The Pulse Massacre and Safe Spaces
A few weeks ago, I was talking to a social justice activist about “safe spaces.” “I don’t use that term,” she told me, clicking an acrylic nail on the table. How come? “Just because we call a space ‘safe’ doesn’t mean it is,” she said, a little more self-satisfied than I expected. “I say ‘safer spaces’ instead.” I nodded politely, but at the time, I thought the distinction was trivial. Today, with 50 dead and counting, the difference has never seemed more important.
At the same time Omar Mateen walked into Pulse last night, I was walking into Metropolitan, one of three gay bars within ten blocks of my Brooklyn apartment. My shirt was off before I reached the bar; my date’s, by the time we’d ordered drinks. I kissed him on the shoulder as we pushed through the crowd, errant limbs knocking into my beer as we passed.
Eventually, we found a square foot of open space and danced, interrupted only by the celebrity drag show. Milk, a former contestant on “RuPaul’s Drag Race,” wore black gloves, opened a can of Crisco, and imitated fisting. The audience laughed, not particularly shocked. This was, after all, a space created specifically for these types of activities, a space designed to be safe.

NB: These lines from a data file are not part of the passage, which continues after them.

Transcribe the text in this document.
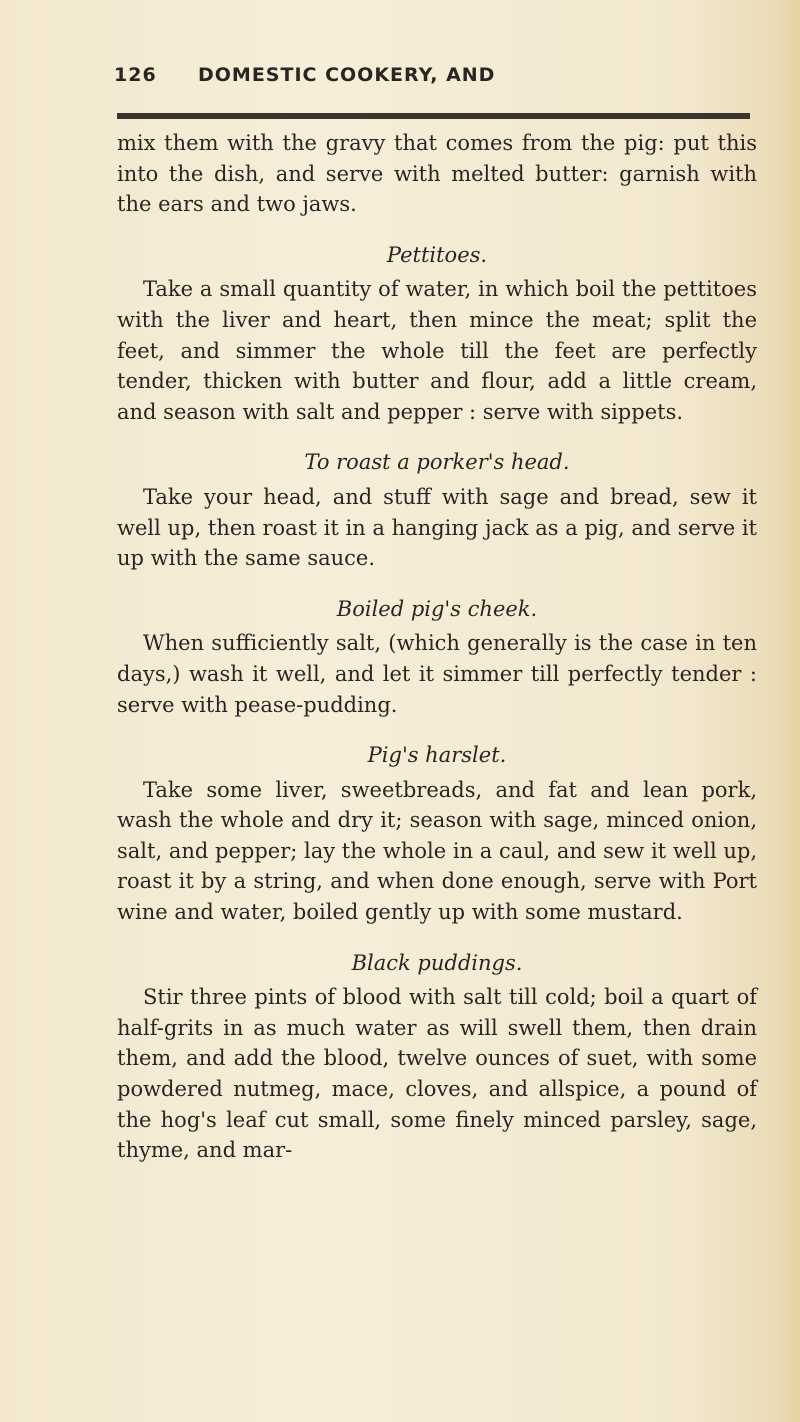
126 DOMESTIC COOKERY, AND

mix them with the gravy that comes from the pig: put this into the dish, and serve with melted butter: garnish with the ears and two jaws.

Pettitoes.

Take a small quantity of water, in which boil the pettitoes with the liver and heart, then mince the meat; split the feet, and simmer the whole till the feet are perfectly tender, thicken with butter and flour, add a little cream, and season with salt and pepper : serve with sippets.

To roast a porker's head.

Take your head, and stuff with sage and bread, sew it well up, then roast it in a hanging jack as a pig, and serve it up with the same sauce.

Boiled pig's cheek.

When sufficiently salt, (which generally is the case in ten days,) wash it well, and let it simmer till perfectly tender : serve with pease-pudding.

Pig's harslet.

Take some liver, sweetbreads, and fat and lean pork, wash the whole and dry it; season with sage, minced onion, salt, and pepper; lay the whole in a caul, and sew it well up, roast it by a string, and when done enough, serve with Port wine and water, boiled gently up with some mustard.

Black puddings.

Stir three pints of blood with salt till cold; boil a quart of half-grits in as much water as will swell them, then drain them, and add the blood, twelve ounces of suet, with some powdered nutmeg, mace, cloves, and allspice, a pound of the hog's leaf cut small, some finely minced parsley, sage, thyme, and mar-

But all of the buffers between ourselves and violent bigotry — geography, solidarity, wealth — failed to protect those in Pulse. Orlando had just finished its Gay Days festival, a citywide, multi-day celebration that attracted over 150,000 people. With a main lounge, a dance floor called the Jewel Box, and an “all-black lair,” Pulse was one of the city’s most popular nightclubs. It offered cheap nightly drink specials and also catered to the wealthy. A glass of house champagne cost $35.

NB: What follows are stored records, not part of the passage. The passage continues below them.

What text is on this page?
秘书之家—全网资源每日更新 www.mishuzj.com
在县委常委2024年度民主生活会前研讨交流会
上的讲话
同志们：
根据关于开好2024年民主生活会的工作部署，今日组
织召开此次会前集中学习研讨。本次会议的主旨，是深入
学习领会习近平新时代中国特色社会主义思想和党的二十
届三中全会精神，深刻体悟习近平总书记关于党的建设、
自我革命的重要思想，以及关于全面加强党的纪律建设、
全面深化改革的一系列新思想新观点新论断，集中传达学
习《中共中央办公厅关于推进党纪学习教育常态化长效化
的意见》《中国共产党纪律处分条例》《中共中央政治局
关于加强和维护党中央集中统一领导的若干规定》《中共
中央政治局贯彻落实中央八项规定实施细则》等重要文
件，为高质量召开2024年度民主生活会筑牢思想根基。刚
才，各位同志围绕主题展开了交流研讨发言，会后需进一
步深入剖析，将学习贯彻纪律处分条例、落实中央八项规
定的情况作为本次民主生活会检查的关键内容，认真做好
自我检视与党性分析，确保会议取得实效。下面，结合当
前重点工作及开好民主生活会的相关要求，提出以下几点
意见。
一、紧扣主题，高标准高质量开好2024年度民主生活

The sites of terrorism we’ve grown used to seeing — elementary schools and middle schools and high schools and colleges and fast food chains and regional centers and movie theaters — are so troubling partly because their safety is taken for granted. That is the goal of terrorism: to shatter the presumption of security necessary to function. But, however much we’d like to pretend that it’s not, safety has always been the motivating force behind Pulse and Metropolitan and the other two gay bars ten blocks from my apartment.
Maybe it’s the narcissistic side of empathy, the fact that I can picture myself as one of Mateen’s victims more easily than Adam Lanza’s; maybe it’s the horrific scale of the massacre, the tragic coincidence with Pride Month, the fatigue from watching yet another assault rifle and hand gun be unloaded on the public. Regardless, I’m rattled by the realization that this act of terrorism has succeeded. I am scared.
In the next week, I’ll try to find the boundaries of that fear, how it affects my daily life. I know that eventually it’ll fade, and I’ll be back at Metropolitan. In the meantime, I’ll avoid learning more about the shooting as best I can. Every additional detail will make the central conceit of the gay bar — that I’m protected within its walls — even harder to believe. That’s the problem: just because we call a space “safe” doesn’t mean that it is.